30. November 2014 - 1. Advent

Liebe Leserinnen und Leser,

Noch stehen sie im Keller: Zwei große Pappkartons vermischte Adventsdekoration aus vielen Familienjahren. Alles liegt durcheinander. Im vergangenen Januar habe ich die Sachen zuletzt einfach nur noch hineingestopft. Erst heute schaffe ich es, sie auszupacken. Ob ich das wirklich alles wieder aufstellen möchte? An manchem hat der Zahn der Zeit genagt. Anderes ist geschmacklich lange überholt. Dass wir diese Kugeln mal schön fanden?! All die Nikoläuse aus Kindergartenzeiten und die alten Fensterbilder , zwei etwas schiefe Weihnachtssterne in grün und blau.
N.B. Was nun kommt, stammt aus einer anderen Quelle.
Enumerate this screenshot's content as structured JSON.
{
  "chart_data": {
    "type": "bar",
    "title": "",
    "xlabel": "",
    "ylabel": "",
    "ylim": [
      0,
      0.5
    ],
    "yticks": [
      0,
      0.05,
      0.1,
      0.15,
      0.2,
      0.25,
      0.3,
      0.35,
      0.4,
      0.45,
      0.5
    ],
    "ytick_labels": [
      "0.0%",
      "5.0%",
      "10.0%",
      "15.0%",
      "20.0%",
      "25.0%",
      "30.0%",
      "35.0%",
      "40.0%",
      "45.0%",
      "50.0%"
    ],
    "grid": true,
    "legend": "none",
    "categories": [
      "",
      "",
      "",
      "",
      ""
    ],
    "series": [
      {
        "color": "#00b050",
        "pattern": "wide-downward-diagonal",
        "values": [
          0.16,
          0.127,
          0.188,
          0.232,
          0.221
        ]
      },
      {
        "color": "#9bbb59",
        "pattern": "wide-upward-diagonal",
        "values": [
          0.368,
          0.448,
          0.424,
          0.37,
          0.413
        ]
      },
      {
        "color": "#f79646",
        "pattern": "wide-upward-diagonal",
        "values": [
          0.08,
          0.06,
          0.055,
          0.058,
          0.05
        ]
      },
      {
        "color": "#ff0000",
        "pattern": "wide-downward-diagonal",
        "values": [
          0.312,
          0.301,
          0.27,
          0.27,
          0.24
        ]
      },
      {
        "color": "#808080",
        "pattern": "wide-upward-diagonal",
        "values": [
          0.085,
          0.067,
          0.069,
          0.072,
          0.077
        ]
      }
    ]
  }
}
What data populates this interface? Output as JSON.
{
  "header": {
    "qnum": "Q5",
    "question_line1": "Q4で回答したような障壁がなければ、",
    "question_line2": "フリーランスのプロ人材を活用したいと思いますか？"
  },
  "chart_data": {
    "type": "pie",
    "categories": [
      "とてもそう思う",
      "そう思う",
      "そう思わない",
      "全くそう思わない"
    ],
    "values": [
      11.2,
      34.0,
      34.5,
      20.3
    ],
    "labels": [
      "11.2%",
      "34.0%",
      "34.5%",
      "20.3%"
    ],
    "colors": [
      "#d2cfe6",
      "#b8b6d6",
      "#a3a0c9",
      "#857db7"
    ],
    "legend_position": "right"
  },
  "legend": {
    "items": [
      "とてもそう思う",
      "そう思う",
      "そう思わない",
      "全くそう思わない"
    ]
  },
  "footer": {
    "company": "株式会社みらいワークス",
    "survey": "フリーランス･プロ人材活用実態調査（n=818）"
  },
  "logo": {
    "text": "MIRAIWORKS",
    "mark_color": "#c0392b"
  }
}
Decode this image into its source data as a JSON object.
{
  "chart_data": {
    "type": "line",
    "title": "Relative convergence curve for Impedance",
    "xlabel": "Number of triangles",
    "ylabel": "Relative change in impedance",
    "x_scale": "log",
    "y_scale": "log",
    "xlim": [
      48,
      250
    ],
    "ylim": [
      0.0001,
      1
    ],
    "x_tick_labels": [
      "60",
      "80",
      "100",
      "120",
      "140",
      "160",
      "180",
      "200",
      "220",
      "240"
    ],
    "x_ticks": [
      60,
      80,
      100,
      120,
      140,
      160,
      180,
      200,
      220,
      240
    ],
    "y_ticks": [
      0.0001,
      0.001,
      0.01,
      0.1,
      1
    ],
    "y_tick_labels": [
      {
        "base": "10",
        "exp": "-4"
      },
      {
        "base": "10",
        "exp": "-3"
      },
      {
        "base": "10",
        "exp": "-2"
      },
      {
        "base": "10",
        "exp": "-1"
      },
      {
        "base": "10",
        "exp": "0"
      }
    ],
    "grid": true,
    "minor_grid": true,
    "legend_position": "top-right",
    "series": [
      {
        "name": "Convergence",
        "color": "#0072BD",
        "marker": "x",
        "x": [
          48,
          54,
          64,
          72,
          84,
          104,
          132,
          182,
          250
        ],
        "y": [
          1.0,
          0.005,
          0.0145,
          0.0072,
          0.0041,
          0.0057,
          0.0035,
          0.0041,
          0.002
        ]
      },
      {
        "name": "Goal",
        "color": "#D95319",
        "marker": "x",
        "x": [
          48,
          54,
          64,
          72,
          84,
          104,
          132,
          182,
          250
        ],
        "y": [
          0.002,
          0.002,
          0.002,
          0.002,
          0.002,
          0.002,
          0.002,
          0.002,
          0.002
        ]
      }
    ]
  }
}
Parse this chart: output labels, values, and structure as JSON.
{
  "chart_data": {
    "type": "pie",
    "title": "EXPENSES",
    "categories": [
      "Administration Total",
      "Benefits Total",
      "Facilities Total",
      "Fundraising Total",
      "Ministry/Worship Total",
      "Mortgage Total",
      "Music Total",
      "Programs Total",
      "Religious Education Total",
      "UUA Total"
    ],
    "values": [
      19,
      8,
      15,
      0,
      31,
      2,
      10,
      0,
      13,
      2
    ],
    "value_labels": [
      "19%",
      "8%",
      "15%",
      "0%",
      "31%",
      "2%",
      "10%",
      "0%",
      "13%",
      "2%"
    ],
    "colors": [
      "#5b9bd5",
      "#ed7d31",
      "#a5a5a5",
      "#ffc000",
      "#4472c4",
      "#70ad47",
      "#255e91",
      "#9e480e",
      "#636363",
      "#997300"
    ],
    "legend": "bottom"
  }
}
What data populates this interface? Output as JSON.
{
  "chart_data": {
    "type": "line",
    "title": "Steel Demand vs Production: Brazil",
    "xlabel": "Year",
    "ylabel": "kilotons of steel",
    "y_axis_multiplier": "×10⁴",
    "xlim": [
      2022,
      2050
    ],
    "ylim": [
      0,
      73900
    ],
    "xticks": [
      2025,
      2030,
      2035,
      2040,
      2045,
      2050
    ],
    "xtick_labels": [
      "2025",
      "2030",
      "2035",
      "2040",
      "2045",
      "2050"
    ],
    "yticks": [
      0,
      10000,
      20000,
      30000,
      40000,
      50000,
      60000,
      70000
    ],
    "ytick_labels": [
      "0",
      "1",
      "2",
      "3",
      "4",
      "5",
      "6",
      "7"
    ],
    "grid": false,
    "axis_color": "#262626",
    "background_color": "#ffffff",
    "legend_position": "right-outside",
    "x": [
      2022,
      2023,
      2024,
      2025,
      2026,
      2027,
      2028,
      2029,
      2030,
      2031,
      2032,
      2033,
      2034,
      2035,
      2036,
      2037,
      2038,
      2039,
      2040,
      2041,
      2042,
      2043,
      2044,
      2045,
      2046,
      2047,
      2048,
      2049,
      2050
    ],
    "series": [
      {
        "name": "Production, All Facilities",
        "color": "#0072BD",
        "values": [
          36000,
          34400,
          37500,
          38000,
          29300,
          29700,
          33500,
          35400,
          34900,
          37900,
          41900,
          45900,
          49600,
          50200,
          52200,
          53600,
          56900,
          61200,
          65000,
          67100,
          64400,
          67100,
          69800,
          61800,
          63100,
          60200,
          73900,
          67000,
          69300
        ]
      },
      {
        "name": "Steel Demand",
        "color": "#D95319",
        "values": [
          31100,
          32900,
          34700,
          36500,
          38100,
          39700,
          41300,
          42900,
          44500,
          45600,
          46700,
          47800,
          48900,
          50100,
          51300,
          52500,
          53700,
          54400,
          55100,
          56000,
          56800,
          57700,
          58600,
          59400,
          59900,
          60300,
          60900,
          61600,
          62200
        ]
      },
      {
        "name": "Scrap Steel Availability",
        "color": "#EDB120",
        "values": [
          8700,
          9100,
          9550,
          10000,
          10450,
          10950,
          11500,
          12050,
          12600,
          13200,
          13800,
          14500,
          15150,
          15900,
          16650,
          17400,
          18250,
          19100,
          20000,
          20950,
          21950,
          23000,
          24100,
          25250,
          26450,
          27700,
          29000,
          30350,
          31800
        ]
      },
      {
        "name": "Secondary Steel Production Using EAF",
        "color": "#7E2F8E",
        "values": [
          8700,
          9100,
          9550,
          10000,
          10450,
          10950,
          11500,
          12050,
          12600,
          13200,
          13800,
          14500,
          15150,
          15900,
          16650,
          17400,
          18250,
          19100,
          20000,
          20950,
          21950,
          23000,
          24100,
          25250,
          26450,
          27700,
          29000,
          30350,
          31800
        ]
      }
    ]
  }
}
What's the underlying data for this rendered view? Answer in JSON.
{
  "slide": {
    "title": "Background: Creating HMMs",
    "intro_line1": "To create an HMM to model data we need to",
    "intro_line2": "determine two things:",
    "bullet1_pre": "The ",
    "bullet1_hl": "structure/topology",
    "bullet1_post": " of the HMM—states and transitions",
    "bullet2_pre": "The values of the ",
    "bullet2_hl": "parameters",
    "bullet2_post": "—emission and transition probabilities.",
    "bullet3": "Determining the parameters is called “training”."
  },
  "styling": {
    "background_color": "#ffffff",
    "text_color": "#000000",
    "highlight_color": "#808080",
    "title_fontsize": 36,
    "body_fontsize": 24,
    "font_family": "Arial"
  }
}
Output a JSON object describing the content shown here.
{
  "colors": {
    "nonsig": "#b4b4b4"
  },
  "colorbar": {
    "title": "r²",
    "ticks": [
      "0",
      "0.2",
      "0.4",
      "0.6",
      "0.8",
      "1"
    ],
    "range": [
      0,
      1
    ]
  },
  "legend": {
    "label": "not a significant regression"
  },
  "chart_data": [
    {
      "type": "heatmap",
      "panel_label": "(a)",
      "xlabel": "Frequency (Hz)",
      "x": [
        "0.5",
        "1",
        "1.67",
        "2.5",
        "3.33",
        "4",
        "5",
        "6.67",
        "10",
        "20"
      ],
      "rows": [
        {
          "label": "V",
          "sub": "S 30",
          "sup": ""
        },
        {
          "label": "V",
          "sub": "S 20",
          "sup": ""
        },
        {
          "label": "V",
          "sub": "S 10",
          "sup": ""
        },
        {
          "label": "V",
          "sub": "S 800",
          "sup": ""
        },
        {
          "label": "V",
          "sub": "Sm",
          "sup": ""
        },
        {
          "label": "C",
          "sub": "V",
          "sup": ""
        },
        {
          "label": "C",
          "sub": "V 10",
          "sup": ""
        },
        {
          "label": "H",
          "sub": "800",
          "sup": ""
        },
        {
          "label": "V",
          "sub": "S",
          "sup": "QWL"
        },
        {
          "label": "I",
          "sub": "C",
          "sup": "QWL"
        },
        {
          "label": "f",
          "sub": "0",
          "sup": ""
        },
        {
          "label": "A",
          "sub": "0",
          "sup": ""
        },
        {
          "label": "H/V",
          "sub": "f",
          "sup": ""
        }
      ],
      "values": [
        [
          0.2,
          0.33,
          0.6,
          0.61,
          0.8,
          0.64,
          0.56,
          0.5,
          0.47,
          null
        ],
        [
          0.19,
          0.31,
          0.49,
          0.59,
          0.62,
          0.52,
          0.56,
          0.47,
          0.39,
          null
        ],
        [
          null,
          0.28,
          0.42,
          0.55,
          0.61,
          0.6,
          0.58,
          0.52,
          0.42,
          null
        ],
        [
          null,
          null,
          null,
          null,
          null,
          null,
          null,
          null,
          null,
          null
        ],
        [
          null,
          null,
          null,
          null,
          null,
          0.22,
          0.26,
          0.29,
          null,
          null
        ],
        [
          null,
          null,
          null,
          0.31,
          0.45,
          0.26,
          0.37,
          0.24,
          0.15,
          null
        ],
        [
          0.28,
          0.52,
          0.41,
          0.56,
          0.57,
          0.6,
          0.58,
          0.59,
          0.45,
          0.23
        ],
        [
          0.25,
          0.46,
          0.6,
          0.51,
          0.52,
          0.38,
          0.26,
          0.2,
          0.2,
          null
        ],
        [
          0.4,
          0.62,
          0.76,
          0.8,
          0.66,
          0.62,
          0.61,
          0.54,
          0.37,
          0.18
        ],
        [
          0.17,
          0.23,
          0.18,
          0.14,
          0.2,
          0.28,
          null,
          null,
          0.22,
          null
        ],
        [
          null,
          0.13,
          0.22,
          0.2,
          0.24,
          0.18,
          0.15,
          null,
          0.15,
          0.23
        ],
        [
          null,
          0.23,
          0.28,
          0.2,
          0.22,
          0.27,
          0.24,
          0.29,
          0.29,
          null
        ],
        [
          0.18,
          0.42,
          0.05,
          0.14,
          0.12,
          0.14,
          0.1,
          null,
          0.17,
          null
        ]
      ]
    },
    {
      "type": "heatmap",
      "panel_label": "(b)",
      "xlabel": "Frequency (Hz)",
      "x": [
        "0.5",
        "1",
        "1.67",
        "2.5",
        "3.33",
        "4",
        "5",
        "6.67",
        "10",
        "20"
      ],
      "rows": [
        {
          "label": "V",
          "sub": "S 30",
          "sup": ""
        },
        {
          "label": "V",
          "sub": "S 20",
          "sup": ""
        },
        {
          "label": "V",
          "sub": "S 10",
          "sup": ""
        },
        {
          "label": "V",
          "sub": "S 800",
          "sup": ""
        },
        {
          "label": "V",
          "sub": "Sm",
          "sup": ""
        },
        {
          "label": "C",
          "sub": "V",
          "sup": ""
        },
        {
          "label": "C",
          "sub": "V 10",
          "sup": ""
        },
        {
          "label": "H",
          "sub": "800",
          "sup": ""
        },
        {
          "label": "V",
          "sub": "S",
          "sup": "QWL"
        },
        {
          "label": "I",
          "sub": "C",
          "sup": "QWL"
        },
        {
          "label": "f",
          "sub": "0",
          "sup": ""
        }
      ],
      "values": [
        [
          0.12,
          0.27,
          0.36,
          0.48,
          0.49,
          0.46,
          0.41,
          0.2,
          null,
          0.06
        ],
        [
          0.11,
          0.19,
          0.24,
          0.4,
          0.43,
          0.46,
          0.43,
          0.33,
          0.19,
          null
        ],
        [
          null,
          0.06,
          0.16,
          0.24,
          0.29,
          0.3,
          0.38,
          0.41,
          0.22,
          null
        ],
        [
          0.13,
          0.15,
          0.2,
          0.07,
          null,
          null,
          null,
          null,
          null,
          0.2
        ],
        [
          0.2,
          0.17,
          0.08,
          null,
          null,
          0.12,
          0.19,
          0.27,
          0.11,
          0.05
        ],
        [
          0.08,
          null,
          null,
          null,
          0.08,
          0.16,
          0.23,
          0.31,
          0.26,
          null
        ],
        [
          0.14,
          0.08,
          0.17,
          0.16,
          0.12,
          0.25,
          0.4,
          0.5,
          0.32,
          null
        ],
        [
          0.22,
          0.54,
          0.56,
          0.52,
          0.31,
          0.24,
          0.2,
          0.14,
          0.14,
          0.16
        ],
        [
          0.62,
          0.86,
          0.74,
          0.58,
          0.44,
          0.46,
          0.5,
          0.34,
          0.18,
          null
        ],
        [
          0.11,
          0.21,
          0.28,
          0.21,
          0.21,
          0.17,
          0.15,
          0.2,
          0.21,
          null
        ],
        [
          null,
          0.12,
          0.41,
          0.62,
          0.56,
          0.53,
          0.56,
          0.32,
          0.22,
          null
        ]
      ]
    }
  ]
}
Früher haben die Kinder begeistert mitgemacht, beim Auspacken und Aufstellen. Advent – endlich geht es los! “Ja, ja, wir wissen schon, dass das Ankunft heißt. Jesus wird geboren und so… Aber wie viele Tage sind es noch bis Weihnachten?“

„Siehe, dein König kommt zu dir. Ein Gerechter und ein Helfer.“ Das können wir am morgigen Sonntag im Gottesdienst hören. Der Evangelist Matthäus erinnert an ein uraltes Versprechen der Propheten.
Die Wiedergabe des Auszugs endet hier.